Wyoming Rep. Liz Cheney, the No. 3 Republican, said King’s remarks were “abhorrent and racist and should have no place in our national discourse.”
Another Republican, Rep. Justin Amash of Michigan, tweeted, “This is an embrace of racism, and it has no place in Congress or anywhere.”
King later issued a statement saying he is neither a white nationalist nor a white supremacist.
“I reject those labels and the evil ideology that they define. Further, I condemn anyone that supports this evil and bigoted ideology which saw in its ultimate expression the systematic murder of 6 million innocent Jewish lives,” he said. “Under any fair political definition, I am simply a Nationalist.”
Rep. Steve Scalise of Louisiana, the No. 2 House Republican, also weighed in.

“It’s offensive to try to legitimize those terms. I think it’s important that he rejected that kind of evil, because that’s what it is, it’s evil ideology,” he said.
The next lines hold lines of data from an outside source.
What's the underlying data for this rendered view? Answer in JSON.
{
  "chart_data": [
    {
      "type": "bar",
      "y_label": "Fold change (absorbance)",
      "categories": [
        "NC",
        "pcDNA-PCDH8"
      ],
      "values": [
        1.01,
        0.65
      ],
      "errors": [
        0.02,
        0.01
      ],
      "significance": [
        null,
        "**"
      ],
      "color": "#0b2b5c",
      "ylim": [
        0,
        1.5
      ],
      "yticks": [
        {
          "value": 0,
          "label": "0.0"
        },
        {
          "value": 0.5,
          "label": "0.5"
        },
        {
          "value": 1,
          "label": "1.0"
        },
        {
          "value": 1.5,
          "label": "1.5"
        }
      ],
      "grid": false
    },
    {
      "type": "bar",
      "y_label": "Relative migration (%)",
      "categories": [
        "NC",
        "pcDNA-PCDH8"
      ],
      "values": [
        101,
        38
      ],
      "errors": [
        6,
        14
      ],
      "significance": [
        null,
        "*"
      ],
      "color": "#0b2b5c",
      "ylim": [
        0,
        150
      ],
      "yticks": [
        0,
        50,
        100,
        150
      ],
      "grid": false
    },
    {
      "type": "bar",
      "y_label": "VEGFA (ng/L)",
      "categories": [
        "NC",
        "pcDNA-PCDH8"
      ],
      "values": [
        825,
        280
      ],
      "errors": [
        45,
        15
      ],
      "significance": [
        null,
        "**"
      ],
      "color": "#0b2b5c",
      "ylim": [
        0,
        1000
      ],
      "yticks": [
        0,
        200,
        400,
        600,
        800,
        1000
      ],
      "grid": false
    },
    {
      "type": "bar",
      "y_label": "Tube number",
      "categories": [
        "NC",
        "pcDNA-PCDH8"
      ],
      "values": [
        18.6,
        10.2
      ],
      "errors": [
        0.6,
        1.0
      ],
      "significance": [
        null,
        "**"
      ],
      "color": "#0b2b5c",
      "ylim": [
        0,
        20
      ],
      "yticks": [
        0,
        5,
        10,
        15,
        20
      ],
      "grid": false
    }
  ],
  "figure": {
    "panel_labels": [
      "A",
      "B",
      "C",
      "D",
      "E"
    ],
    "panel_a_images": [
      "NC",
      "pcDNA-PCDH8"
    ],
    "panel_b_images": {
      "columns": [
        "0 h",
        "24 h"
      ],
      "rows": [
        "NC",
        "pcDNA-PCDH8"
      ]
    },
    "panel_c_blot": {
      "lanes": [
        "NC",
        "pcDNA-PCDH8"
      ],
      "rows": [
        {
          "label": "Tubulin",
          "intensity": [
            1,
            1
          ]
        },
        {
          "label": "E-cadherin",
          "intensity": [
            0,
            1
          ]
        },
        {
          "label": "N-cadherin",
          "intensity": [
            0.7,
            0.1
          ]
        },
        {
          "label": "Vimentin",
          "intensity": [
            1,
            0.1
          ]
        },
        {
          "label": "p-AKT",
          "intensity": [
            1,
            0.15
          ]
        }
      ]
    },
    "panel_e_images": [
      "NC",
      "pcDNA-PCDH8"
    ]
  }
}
In 2014, Scalise apologized after he was found to have addressed a white supremacist group in 2002 founded by former Ku Klux Klan leader David Duke. Scalise said he didn’t know of the group’s racial views.
It’s not the first time some Republicans have denounced King, nor the first time King has said his intent is to defend “Western civilization.”

“We can’t restore our civilization with somebody else’s babies,” he tweeted in 2017. Then he doubled down on CNN, telling the network, “I’d like to see an America that’s just so homogeneous that we look a lot the same.”

https://www.washingtonpost.com/poli...0cd4f7926f2_story.html?utm_term=.cdfe26c68d0b
 
Just follow the antiwhite racism on Twitter mate. It is overt, frequent and allowed.

It is unreasonable, unintelligent and monumentally hypocritical.

You clowns are actually creating racism
 
It was pointed squarely at you, seeing you appear to be frightened of clowns.
I love real clowns.

However, you seem to be having trouble with colloquial English idiom (potential tautology notwithstanding ), highlighting the non sequitur.